In one of his most famous quotes, Winnicott also says that “there is no such thing as a baby” – there is only a collection of needs that must be met by the baby’s environment, which in the very early stages is its mother. It’s mainly through the relationship with her that the infant develops a sense of itself as a unified being.
In both cases, the first from outside and the second from within, we can’t perceive a unity. In developing our self-consciousness we rely on others’ reflections of ourselves to develop our sense of who we are. We learn about ourselves by looking at others, particularly when they’re looking at us. Where we feel a muddle of physical and mental sensations, they perceive a unity. For Lacan, the mirror stage is when (starting around twelve months) we start to recognise externally-generated images of ourselves. Some people get stuck in this phase, never surpassing their obsession with their own reflections.
It’s a staggering experience to witness the first flickerings of the awakening of consciousness. In the beginning our brand-new daughter was just a jumble of nerve endings united by a vague sense of need. Then she learned that she has a voice, two organs that let in light, a mouth and the opposite of a mouth. She still has little use for her hands; her favourite part of herself are her breasts, which she has no way of knowing aren’t part of ‘her’ body. She’s very much in the phase of not knowing she exists and (although her eyes are not yet able to focus) she looks to us for clues about what she is. We will tell her what and who she is, and she will tell us what and who we are.

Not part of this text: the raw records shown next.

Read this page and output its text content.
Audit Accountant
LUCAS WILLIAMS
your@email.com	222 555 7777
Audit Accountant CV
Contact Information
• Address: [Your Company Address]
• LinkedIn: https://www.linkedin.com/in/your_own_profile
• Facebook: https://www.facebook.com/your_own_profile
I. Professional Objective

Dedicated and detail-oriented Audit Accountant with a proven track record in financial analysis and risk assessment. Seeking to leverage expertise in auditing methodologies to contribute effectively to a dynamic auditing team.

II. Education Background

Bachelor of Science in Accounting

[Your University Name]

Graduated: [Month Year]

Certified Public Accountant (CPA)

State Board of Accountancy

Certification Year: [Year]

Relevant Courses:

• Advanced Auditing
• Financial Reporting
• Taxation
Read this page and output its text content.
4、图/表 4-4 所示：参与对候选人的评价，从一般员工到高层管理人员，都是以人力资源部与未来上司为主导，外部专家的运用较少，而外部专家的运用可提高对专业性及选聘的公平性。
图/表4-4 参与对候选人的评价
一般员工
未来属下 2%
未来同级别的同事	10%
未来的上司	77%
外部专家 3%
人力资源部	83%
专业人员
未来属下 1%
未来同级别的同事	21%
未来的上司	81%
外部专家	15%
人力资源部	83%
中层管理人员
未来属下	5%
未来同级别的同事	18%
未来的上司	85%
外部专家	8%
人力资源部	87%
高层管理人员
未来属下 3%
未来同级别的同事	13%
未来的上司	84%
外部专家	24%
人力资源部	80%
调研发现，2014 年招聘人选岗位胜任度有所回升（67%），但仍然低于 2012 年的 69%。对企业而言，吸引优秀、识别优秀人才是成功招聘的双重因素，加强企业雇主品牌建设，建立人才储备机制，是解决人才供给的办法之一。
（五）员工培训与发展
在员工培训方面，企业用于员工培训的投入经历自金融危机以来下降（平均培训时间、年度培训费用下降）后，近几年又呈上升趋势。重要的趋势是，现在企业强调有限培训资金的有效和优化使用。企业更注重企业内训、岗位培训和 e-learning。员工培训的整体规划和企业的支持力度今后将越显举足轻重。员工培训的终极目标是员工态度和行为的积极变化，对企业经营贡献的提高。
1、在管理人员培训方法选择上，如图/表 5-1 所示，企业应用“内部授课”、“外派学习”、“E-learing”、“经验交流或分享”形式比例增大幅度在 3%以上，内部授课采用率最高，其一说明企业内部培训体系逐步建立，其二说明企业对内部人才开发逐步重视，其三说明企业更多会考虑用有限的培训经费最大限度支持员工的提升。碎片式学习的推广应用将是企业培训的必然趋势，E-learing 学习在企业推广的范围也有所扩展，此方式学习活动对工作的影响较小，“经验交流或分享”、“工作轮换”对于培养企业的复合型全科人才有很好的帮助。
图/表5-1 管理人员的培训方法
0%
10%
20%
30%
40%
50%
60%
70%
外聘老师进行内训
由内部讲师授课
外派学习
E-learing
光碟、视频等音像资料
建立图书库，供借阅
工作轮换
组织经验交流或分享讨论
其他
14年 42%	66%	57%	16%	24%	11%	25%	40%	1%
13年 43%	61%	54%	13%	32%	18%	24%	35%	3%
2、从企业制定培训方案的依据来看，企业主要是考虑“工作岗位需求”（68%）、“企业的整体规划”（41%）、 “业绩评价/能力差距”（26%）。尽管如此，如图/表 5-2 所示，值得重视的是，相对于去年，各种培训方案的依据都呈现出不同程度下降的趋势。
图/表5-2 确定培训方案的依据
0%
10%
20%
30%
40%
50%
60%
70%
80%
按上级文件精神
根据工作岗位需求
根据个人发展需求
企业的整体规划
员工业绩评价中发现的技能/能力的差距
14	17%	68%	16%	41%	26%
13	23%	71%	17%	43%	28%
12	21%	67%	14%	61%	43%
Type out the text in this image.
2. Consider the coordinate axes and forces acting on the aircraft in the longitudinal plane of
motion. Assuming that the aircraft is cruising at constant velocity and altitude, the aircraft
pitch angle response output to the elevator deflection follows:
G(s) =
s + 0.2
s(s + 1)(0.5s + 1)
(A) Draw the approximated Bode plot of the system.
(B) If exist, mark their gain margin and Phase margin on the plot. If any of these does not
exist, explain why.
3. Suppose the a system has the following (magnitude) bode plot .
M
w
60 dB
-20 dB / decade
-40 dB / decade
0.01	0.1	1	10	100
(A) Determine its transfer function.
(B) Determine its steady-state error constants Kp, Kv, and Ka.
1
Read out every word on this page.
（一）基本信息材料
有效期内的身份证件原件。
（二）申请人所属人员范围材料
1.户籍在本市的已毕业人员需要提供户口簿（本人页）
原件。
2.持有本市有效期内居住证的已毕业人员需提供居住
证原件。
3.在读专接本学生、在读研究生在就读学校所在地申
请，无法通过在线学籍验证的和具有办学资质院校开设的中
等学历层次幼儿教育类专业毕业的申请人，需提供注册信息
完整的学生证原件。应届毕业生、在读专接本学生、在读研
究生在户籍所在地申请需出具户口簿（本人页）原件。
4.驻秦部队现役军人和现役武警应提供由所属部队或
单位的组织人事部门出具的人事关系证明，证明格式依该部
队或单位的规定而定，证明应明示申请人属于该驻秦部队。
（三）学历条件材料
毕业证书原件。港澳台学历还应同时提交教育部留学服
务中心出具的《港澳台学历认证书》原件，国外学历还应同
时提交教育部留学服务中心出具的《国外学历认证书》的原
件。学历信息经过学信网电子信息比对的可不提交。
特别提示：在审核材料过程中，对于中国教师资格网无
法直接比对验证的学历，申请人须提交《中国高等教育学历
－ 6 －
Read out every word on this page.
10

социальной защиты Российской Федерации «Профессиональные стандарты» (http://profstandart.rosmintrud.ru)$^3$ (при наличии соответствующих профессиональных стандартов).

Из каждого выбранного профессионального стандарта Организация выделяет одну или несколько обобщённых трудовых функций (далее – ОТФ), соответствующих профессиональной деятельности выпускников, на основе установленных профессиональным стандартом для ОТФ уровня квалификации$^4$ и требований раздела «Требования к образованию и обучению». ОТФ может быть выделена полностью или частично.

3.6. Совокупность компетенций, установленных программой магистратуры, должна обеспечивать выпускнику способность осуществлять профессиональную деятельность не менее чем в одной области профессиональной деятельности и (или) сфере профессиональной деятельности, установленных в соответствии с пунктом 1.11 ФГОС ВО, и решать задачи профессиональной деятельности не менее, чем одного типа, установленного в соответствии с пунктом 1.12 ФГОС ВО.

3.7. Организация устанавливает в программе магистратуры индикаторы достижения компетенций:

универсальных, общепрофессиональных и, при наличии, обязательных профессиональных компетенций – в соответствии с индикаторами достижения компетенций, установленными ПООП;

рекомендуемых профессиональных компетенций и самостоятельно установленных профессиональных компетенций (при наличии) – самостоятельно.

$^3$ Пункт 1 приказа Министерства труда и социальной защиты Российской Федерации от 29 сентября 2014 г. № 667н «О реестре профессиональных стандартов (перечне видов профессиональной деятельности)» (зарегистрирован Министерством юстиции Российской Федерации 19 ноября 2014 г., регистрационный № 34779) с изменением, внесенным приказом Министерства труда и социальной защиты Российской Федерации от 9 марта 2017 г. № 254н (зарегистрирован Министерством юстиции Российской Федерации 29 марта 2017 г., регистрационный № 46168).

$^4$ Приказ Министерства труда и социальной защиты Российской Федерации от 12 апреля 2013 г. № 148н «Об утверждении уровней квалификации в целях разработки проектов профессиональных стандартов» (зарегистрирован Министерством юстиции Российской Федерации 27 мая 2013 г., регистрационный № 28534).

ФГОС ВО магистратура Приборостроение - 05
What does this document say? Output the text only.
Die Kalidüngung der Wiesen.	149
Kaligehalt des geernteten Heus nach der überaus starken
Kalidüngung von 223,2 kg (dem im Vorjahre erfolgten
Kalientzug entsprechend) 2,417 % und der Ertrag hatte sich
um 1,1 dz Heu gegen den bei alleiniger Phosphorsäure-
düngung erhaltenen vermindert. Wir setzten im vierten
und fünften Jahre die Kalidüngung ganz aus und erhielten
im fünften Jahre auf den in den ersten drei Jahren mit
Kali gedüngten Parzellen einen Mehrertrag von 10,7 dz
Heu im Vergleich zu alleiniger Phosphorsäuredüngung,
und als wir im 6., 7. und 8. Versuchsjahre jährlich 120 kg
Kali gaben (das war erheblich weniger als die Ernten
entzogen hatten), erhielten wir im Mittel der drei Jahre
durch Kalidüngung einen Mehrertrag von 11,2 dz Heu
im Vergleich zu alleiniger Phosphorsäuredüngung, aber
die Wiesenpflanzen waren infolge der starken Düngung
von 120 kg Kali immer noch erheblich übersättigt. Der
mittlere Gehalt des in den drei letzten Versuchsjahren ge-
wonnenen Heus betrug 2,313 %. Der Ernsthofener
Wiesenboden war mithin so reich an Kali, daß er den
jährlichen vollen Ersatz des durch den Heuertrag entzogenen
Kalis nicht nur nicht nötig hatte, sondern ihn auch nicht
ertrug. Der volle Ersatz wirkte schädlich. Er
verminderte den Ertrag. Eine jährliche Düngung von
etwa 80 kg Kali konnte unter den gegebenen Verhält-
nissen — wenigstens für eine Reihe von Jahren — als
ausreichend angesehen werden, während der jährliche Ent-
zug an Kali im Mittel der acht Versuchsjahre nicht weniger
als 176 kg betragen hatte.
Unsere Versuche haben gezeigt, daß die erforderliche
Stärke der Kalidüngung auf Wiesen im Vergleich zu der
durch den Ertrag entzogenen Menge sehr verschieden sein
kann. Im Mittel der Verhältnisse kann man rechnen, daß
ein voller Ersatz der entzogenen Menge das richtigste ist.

In fits and starts I’ve been reading the novel ‘How to be both’ by Ali Smith, which describes the flowering of adult consciousness in a teenager in the midst of the brutalising world of social media. Our daughter is (hopefully) tens of thousands of days away from (whatever survives of) that, although our initial plan of keeping all connected devices out of her sight proved to be absurdly unrealistic. (I’ve tried to explore these issues here). The fact that nowadays so much of our notion of who we are and what we are worth is mediated by these black mirrors means that we obsessively try to control what we share of ourselves and what is shared of us in order to create a self-portrait we can live with, or at least one that doesn’t trouble or shame us too much.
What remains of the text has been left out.